The main advantage of this approach is that write I/Os may be captured without virtualizing a portion of the storage environment or deploying host agents. But it also has its downsides. Configuring specific point-in-time recoverable images for applications is more difficult because without an agent on the host there's no certain way to stop and start I/Os to ensure the creation of a recoverable image. And some replication appliance vendors are still not entirely clear on how to isolate write I/Os from specific servers or applications, so the practical benefits of this feature may be minimal in the near term. Still, this approach seems to have the inside track to become the preferred method to implement data replication on a wider scale in large, heterogeneous networked storage environments.
As storage networks grow, the types of applications they host necessitate different types of recovery scenarios. Because any application, server, network, storage array or site can fail, replication appliances need to offer different replication options. Although replication appliances are deployed to recover from large disasters like site failures, they also include options that permit local replication to recover from local system failures.
Topio's TDPS out-of-band appliance typifies the approach enterprises would take for disaster recovery or to centralize all backups to one site. Topio's architecture calls for a replication appliance at an offsite location to function as both a management workstation and a central target to which all of the agents send their data over IP in asynchronous mode. The snapshot option can also be configured so that the server agent holds the copied writes on the server until a consistent, recoverable image is constructed on the central management server. This option allows the regular production write I/Os to continue without impacting the application.

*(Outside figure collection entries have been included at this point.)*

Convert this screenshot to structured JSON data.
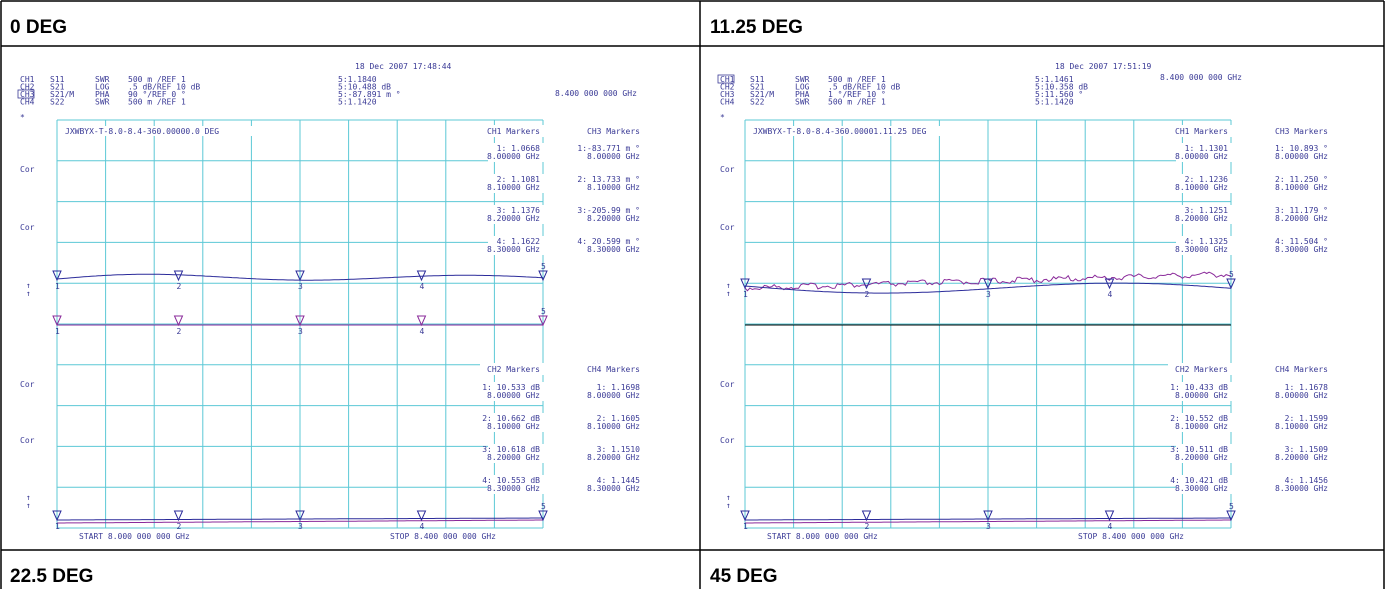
{
  "panels": [
    {
      "title": "0 DEG",
      "date": "18 Dec 2007  17:48:44",
      "channels": [
        [
          "CH1",
          "S11",
          "SWR",
          "500 m /REF 1"
        ],
        [
          "CH2",
          "S21",
          "LOG",
          ".5 dB/REF 10 dB"
        ],
        [
          "CH3",
          "S21/M",
          "PHA",
          "90 °/REF 0 °"
        ],
        [
          "CH4",
          "S22",
          "SWR",
          "500 m /REF 1"
        ]
      ],
      "active": 2,
      "readouts": [
        "5:1.1840",
        "5:10.488 dB",
        "5:-87.891 m °",
        "5:1.1420"
      ],
      "freq": "8.400 000 000 GHz",
      "plot_title": "JXWBYX-T-8.0-8.4-360.00000.0 DEG",
      "upper_headers": [
        "CH1 Markers",
        "CH3 Markers"
      ],
      "upper_markers": [
        [
          "1: 1.0668",
          "8.00000 GHz",
          "1:-83.771 m °",
          "8.00000 GHz"
        ],
        [
          "2: 1.1081",
          "8.10000 GHz",
          "2: 13.733 m °",
          "8.10000 GHz"
        ],
        [
          "3: 1.1376",
          "8.20000 GHz",
          "3:-205.99 m °",
          "8.20000 GHz"
        ],
        [
          "4: 1.1622",
          "8.30000 GHz",
          "4: 20.599 m °",
          "8.30000 GHz"
        ]
      ],
      "lower_headers": [
        "CH2 Markers",
        "CH4 Markers"
      ],
      "lower_markers": [
        [
          "1: 10.533 dB",
          "8.00000 GHz",
          "1: 1.1698",
          "8.00000 GHz"
        ],
        [
          "2: 10.662 dB",
          "8.10000 GHz",
          "2: 1.1605",
          "8.10000 GHz"
        ],
        [
          "3: 10.618 dB",
          "8.20000 GHz",
          "3: 1.1510",
          "8.20000 GHz"
        ],
        [
          "4: 10.553 dB",
          "8.30000 GHz",
          "4: 1.1445",
          "8.30000 GHz"
        ]
      ],
      "start": "START 8.000 000 000 GHz",
      "stop": "STOP 8.400 000 000 GHz"
    },
    {
      "title": "11.25 DEG",
      "date": "18 Dec 2007  17:51:19",
      "channels": [
        [
          "CH1",
          "S11",
          "SWR",
          "500 m /REF 1"
        ],
        [
          "CH2",
          "S21",
          "LOG",
          ".5 dB/REF 10 dB"
        ],
        [
          "CH3",
          "S21/M",
          "PHA",
          "1 °/REF 10 °"
        ],
        [
          "CH4",
          "S22",
          "SWR",
          "500 m /REF 1"
        ]
      ],
      "active": 0,
      "readouts": [
        "5:1.1461",
        "5:10.358 dB",
        "5:11.560 °",
        "5:1.1420"
      ],
      "freq": "8.400 000 000 GHz",
      "plot_title": "JXWBYX-T-8.0-8.4-360.00001.11.25 DEG",
      "upper_headers": [
        "CH1 Markers",
        "CH3 Markers"
      ],
      "upper_markers": [
        [
          "1: 1.1301",
          "8.00000 GHz",
          "1: 10.893 °",
          "8.00000 GHz"
        ],
        [
          "2: 1.1236",
          "8.10000 GHz",
          "2: 11.250 °",
          "8.10000 GHz"
        ],
        [
          "3: 1.1251",
          "8.20000 GHz",
          "3: 11.179 °",
          "8.20000 GHz"
        ],
        [
          "4: 1.1325",
          "8.30000 GHz",
          "4: 11.504 °",
          "8.30000 GHz"
        ]
      ],
      "lower_headers": [
        "CH2 Markers",
        "CH4 Markers"
      ],
      "lower_markers": [
        [
          "1: 10.433 dB",
          "8.00000 GHz",
          "1: 1.1678",
          "8.00000 GHz"
        ],
        [
          "2: 10.552 dB",
          "8.10000 GHz",
          "2: 1.1599",
          "8.10000 GHz"
        ],
        [
          "3: 10.511 dB",
          "8.20000 GHz",
          "3: 1.1509",
          "8.20000 GHz"
        ],
        [
          "4: 10.421 dB",
          "8.30000 GHz",
          "4: 1.1456",
          "8.30000 GHz"
        ]
      ],
      "start": "START 8.000 000 000 GHz",
      "stop": "STOP 8.400 000 000 GHz"
    }
  ],
  "cor_label": "Cor",
  "marker_ids": [
    "1",
    "2",
    "3",
    "4",
    "5"
  ],
  "bottom_titles": [
    "22.5 DEG",
    "45 DEG"
  ]
}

In-band approaches such as FalconStor's IPStor or McData's UltraNet Replication Appliance allow synchronous replication between two different storage arrays. This option lets users keep a real-time copy of the data on two arrays in the same location; if one array fails or needs to go offline for maintenance, the server can continue its processing using data on the other array. Alternatively, these appliances include snapshot functionality that breaks off copies of the data periodically--in the event of data corruption, the application can recover from a specified point in time.
But there are limitations to in-band and out-of-band approaches when doing replication. Appliances from most vendors are limited to the number of appliances they can replicate across and have only limited ways of synchronizing the data if multiple replication appliances exist. Conversely, products like TDPS, which synchronize the data from multiple incoming replication data streams, fail to adequately address local replication needs and are not well suited for high write I/O applications. Even the less-intrusive, fabric-based techniques are currently limited to Cisco SAN director deployments, and there's little practical knowledge at this point about the impact this has on write I/Os or even how the SANTap feature fully works.
Replication appliances continue to gain new features and functions as vendors adapt to myriad user environments. Yet most replication appliances remain limited to handling either a small number of high-performing apps or a large number of lightly performing apps, while fabric-based replication features continue to evolve. As a result, enterprises should resist the urge to deploy any replication appliance on an enterprise-wide basis, and install them only as application demands dictate.